As mentioned earlier, the woman had pleaded guilty to the charge. Criminal lawyer Joe Giglio tells us things would have worked out differently had she been advised to the contrary. I think that tells us a lot about the way some lawyers look upon their responsibility towards their clients. But it also tells us something about the way the law courts operate in this country.

Malta must be one of the few jurisdictions in the civilised world where a guilty plea, on its own, is taken as sufficient evidence to secure a conviction… even when there is no evidence of any crime having been committed.

In this case, there was ample reason to doubt the suspect’s admission. The magistrate could have asked for a psychiatric evaluation, on the basis of the above medical record alone. And a closer inspection of the facts should have resulted in a different ruling, even if the suspect maintained her guilty plea throughout. After all, whether she thought she was guilty is neither here nor there. She also thought she was pregnant, and that turned out to be hocus pocus.

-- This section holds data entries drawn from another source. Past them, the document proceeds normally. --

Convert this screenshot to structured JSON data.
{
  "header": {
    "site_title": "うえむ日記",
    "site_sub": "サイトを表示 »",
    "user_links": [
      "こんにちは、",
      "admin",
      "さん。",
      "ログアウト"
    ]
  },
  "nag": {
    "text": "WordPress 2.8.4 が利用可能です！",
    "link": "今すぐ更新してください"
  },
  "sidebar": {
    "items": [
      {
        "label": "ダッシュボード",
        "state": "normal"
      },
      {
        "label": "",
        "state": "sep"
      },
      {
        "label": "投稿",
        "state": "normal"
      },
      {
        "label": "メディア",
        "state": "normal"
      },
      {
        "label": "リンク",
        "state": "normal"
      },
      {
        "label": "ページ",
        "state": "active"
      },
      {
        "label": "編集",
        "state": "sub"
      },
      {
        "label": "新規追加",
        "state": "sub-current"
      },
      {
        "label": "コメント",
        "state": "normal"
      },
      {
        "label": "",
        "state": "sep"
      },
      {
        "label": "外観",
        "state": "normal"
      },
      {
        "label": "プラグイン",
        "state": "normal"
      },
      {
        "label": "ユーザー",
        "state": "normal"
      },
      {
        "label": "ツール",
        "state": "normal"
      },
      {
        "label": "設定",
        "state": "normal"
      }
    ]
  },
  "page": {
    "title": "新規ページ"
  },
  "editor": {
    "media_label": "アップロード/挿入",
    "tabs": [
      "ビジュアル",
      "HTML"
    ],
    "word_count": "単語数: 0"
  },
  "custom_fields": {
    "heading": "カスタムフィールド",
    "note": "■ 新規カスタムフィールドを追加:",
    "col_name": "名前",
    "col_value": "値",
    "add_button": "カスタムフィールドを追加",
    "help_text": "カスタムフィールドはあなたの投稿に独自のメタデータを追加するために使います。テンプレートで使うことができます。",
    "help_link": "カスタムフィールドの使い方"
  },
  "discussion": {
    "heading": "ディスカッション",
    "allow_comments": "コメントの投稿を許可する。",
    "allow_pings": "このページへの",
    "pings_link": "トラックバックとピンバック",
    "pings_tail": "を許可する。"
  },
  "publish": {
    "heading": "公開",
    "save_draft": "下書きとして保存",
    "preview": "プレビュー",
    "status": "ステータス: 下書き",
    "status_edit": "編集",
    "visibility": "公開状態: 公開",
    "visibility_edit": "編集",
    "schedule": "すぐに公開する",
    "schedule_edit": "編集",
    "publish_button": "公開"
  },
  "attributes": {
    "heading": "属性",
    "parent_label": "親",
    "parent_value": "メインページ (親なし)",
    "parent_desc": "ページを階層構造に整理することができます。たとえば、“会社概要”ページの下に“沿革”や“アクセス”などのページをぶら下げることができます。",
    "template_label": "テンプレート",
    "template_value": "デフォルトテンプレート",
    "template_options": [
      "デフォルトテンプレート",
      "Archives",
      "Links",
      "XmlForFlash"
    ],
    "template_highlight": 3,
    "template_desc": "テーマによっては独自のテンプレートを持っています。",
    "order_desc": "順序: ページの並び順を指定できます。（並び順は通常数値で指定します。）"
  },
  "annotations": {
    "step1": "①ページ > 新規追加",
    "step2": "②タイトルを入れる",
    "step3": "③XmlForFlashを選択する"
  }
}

Ultimately there is a difference between being convinced of guilt, and being actually guilty. That is why ‘corpus delicti’ also foresees situations whereby the courts may at times also have to defend citizens against themselves.

Here are a few more considerations that arise from the same legal principle: “Many jurisdictions hold as a legal rule that a defendant's out-of-court confession, alone, is insufficient evidence to prove the defendant's guilt beyond reasonable doubt... Some jurisdictions also hold that without first showing independent corroboration that a crime happened, the prosecution may not introduce evidence of the defendant's statement…”

All these interpretations imply that admission of guilt, alone, is not proof of guilt. In Malta, we have succeeded in utterly perverting that logic to produce a situation whereby admission of guilt automatically makes you guilty… even when there is abundant proof that you are innocent.

That’s the sort of thing that can only happen in two places I know: Monty Python sketches, and the Malta law courts. And I’m not at all sure which is the more surreal.